Mr Price sought to challenge this decision. The French Conseil d’État rejected his arguments. Significantly, it also dismissed his application for a preliminary reference under art.267 Treaty on the Functioning of the European Union (“TFEU”).
Application to the CJEU
Following the dismissal of his domestic claim, Mr Price brought a new action for partial annulment of the Withdrawal Agreement and the decision taken by the Council to adopt it (GC judgment, §10).
Mr Price’s arguments are set out here. His main ground of challenge appears to centre on how the Withdrawal Agreement leads to a removal of EU citizenship for UK nationals “without exception‘ i.e. in an indiscriminate, blanket fashion, without regard to individual circumstances. As a long-standing French resident and local councillor, who had been in France for so long by the time of the 2016 Referendum that he was ineligible to vote in it, Mr Price appears to argue that he is in a very different position to other UK nationals without such strong ties to EU Member States.

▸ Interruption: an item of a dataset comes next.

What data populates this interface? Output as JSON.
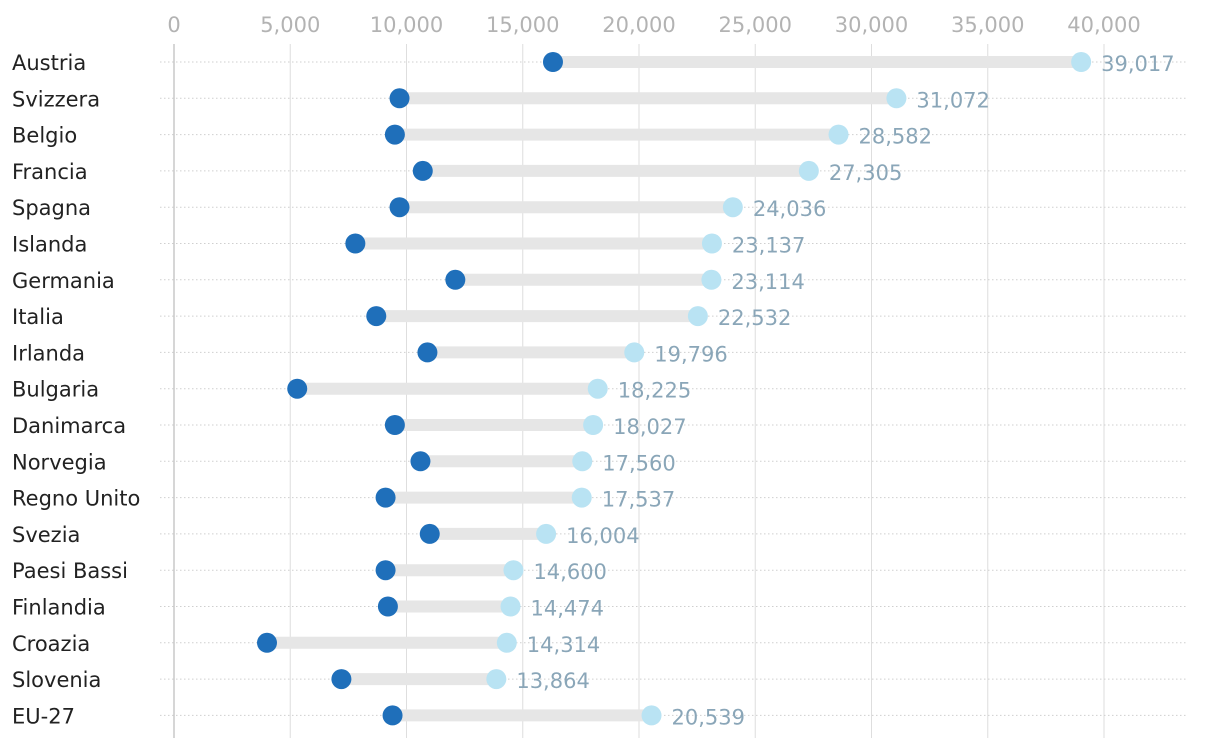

Mr Price relies here on his right to non-discrimination on grounds of nationality (Article 18 TFEU); EU citizenship rights, including the right to move and reside freely across the EU (TFEU Articles 20 and 21); right to respect for private and family life (Article 7 of the Charter of Fundamental Rights (“CFR”); rights to vote and stand in European and municipal elections (Articles 39 and 40 CFR respectively); and general principles of EU law, such as proportionality, equality of treatment, and legitimate expectation.
There is then a more specific point about the interpretation of Article 127(1) of the Withdrawal Agreement. It provides that “Union law shall be applicable to and in the United Kingdom during the transition period‘. This is, however, subject to certain exceptions, including (at Article 127(1)(b)) rights to vote and stand in European and municipal elections. The Conseil d’État relied heavily on this provision, concluding that it allows EU-27 Member States (who are not referred to in Article 127) to remove rights to vote and stand in elections before the end of the transition period. In reaching this finding, it relied on the fact that Article 127(1) must be deemed to be consistent with Article 12 of the Withdrawal Agreement, which prohibits “discrimination on grounds of nationality‘.

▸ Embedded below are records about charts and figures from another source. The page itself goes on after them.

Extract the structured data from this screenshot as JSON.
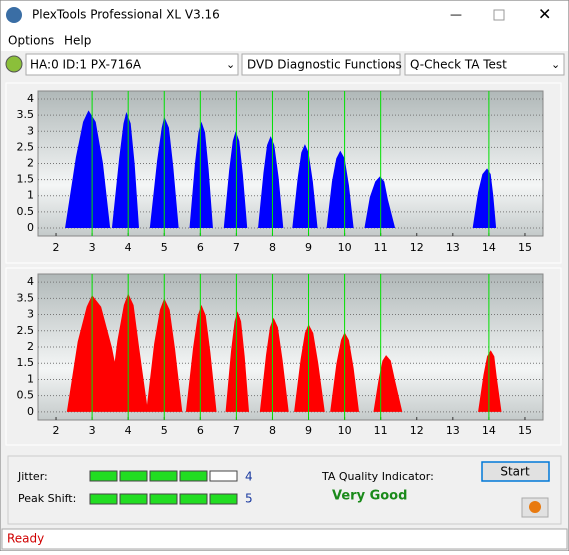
{
  "window": {
    "title": "PlexTools Professional XL V3.16",
    "menu": [
      "Options",
      "Help"
    ],
    "drive": "HA:0 ID:1  PX-716A",
    "function": "DVD Diagnostic Functions",
    "test": "Q-Check TA Test",
    "status": "Ready"
  },
  "results": {
    "jitter_label": "Jitter:",
    "jitter": 4,
    "peak_label": "Peak Shift:",
    "peak": 5,
    "quality_label": "TA Quality Indicator:",
    "quality": "Very Good",
    "start": "Start"
  },
  "chart_data": [
    {
      "type": "area",
      "color": "#0000ff",
      "marker_color": "#00e000",
      "xlim": [
        1.5,
        15.5
      ],
      "ylim": [
        -0.25,
        4.25
      ],
      "xticks": [
        2,
        3,
        4,
        5,
        6,
        7,
        8,
        9,
        10,
        11,
        12,
        13,
        14,
        15
      ],
      "yticks": [
        0,
        0.5,
        1,
        1.5,
        2,
        2.5,
        3,
        3.5,
        4
      ],
      "grid": true,
      "markers": [
        3,
        4,
        5,
        6,
        7,
        8,
        9,
        10,
        11,
        14
      ],
      "x": [
        2.25,
        2.55,
        2.75,
        2.9,
        3.1,
        3.3,
        3.5,
        null,
        3.55,
        3.75,
        3.87,
        3.95,
        4.07,
        4.18,
        4.3,
        null,
        4.6,
        4.8,
        4.93,
        5.0,
        5.13,
        5.25,
        5.4,
        null,
        5.7,
        5.85,
        5.95,
        6.03,
        6.13,
        6.23,
        6.35,
        null,
        6.65,
        6.8,
        6.9,
        6.98,
        7.08,
        7.18,
        7.3,
        null,
        7.6,
        7.75,
        7.85,
        7.95,
        8.05,
        8.17,
        8.3,
        null,
        8.55,
        8.7,
        8.8,
        8.9,
        9.0,
        9.12,
        9.25,
        null,
        9.5,
        9.65,
        9.77,
        9.88,
        10.0,
        10.12,
        10.25,
        null,
        10.55,
        10.7,
        10.85,
        10.98,
        11.1,
        11.2,
        11.4,
        null,
        13.55,
        13.7,
        13.82,
        13.95,
        14.05,
        14.12,
        14.2
      ],
      "values": [
        0,
        2.19,
        3.29,
        3.65,
        3.29,
        2.01,
        0,
        null,
        0,
        2.16,
        3.24,
        3.6,
        3.24,
        1.98,
        0,
        null,
        0,
        2.07,
        3.11,
        3.45,
        3.11,
        1.9,
        0,
        null,
        0,
        1.98,
        2.97,
        3.3,
        2.97,
        1.82,
        0,
        null,
        0,
        1.8,
        2.7,
        3.0,
        2.7,
        1.65,
        0,
        null,
        0,
        1.71,
        2.57,
        2.85,
        2.57,
        1.57,
        0,
        null,
        0,
        1.56,
        2.34,
        2.6,
        2.34,
        1.43,
        0,
        null,
        0,
        1.44,
        2.16,
        2.4,
        2.16,
        1.32,
        0,
        null,
        0,
        0.96,
        1.44,
        1.6,
        1.44,
        0.88,
        0,
        null,
        0,
        1.11,
        1.67,
        1.85,
        1.67,
        1.02,
        0
      ]
    },
    {
      "type": "area",
      "color": "#ff0000",
      "marker_color": "#00e000",
      "xlim": [
        1.5,
        15.5
      ],
      "ylim": [
        -0.25,
        4.25
      ],
      "xticks": [
        2,
        3,
        4,
        5,
        6,
        7,
        8,
        9,
        10,
        11,
        12,
        13,
        14,
        15
      ],
      "yticks": [
        0,
        0.5,
        1,
        1.5,
        2,
        2.5,
        3,
        3.5,
        4
      ],
      "grid": true,
      "markers": [
        3,
        4,
        5,
        6,
        7,
        8,
        9,
        10,
        11,
        14
      ],
      "x": [
        2.3,
        2.6,
        2.85,
        3.0,
        3.25,
        3.55,
        3.9,
        null,
        3.45,
        3.7,
        3.88,
        4.0,
        4.15,
        4.3,
        4.55,
        null,
        4.5,
        4.72,
        4.88,
        5.0,
        5.15,
        5.3,
        5.5,
        null,
        5.6,
        5.8,
        5.93,
        6.03,
        6.15,
        6.28,
        6.45,
        null,
        6.7,
        6.85,
        6.95,
        7.03,
        7.13,
        7.23,
        7.35,
        null,
        7.65,
        7.82,
        7.93,
        8.03,
        8.15,
        8.28,
        8.45,
        null,
        8.6,
        8.78,
        8.9,
        9.0,
        9.13,
        9.27,
        9.45,
        null,
        9.6,
        9.77,
        9.9,
        10.0,
        10.12,
        10.25,
        10.4,
        null,
        10.8,
        10.95,
        11.05,
        11.15,
        11.28,
        11.4,
        11.6,
        null,
        13.7,
        13.85,
        13.95,
        14.05,
        14.15,
        14.22,
        14.35
      ],
      "values": [
        0,
        2.16,
        3.24,
        3.6,
        3.24,
        1.98,
        0,
        null,
        0,
        2.19,
        3.29,
        3.65,
        3.29,
        2.01,
        0,
        null,
        0,
        2.1,
        3.15,
        3.5,
        3.15,
        1.93,
        0,
        null,
        0,
        1.98,
        2.97,
        3.3,
        2.97,
        1.82,
        0,
        null,
        0,
        1.86,
        2.79,
        3.1,
        2.79,
        1.71,
        0,
        null,
        0,
        1.74,
        2.61,
        2.9,
        2.61,
        1.6,
        0,
        null,
        0,
        1.62,
        2.43,
        2.7,
        2.43,
        1.49,
        0,
        null,
        0,
        1.47,
        2.21,
        2.45,
        2.21,
        1.35,
        0,
        null,
        0,
        1.05,
        1.58,
        1.75,
        1.58,
        0.96,
        0,
        null,
        0,
        1.14,
        1.71,
        1.9,
        1.71,
        1.05,
        0
      ]
    }
  ]
}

The General Court’s ruling
The ruling concerned Mr Price’s application for interim measures (his main application for annulment of relevant parts of the Withdrawal Agreement is still pending). He asked the General Court to do two things: refer various questions of law to the CJEU and partially suspend any sections of the Withdrawal Agreement prohibiting him from voting and running for in the elections (GC judgment, §11).
In summary, the General Court rejected Mr Price’s case as inadmissible because it did not satisfy any of the gateways for bringing proceedings under the 4th paragraph of Article 263 TFEU. The Withdrawal Agreement could not be challenged as a regulatory act, as it entails national “implementing measures‘ – it was the French Interior Minister whose decision prevented Mr Price from voting and standing in the municipal elections (GC judgment, §§25-33). Nor did Mr Price fall within a “restricted circle’ of individuals,such that the conclusion of the Withdrawal Agreement was of “direct and individual concern‘ to him (GC judgment, §§34-45).

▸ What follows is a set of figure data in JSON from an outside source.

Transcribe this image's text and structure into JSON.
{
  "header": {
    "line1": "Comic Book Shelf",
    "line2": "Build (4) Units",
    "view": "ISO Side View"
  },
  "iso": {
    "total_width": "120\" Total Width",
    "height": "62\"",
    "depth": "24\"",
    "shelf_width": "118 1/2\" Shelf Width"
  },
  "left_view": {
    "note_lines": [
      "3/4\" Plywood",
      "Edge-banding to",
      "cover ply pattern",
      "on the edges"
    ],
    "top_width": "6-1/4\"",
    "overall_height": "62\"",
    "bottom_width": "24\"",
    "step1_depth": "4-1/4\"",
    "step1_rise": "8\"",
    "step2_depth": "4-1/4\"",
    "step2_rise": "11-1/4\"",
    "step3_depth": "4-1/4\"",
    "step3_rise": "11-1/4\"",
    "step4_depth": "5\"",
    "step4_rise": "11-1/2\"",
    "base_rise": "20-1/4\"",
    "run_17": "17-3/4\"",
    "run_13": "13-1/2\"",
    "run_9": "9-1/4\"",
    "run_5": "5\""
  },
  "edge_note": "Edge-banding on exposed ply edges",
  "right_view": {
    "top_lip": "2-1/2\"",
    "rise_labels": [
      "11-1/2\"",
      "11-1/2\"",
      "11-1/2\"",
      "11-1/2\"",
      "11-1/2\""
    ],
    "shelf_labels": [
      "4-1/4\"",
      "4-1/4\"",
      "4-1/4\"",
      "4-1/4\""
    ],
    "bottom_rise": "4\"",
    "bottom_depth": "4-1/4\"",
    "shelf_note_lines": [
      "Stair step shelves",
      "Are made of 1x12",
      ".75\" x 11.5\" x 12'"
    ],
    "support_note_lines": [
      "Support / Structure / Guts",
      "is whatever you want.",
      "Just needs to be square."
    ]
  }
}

The General Court also rejected Mr Price’s request for a reference to the CJEU, on the basis that it was not a national court and did not have this power (§§47-51).
What next?
Mr Price still has a right of appeal to the CJEU against the General Court’s ruling and his main application is still pending. It has also been pointed out that there are two other pending cases on similar post-Brexit citizen rights issues (which, it would appear, are also direct applications). All three cases will have to overcome the challenging standing issues discussed above.
The difficulty in Mr Price’s case stemmed from the refusal of the domestic court to make a preliminary reference. UK nationals seeking clarity on these issues can only hope that another national court is minded to make a reference in a similar case at some point in the future (though, as the end of the transition is currently less than 6 months away, time is running out for determination of the Article 127 point).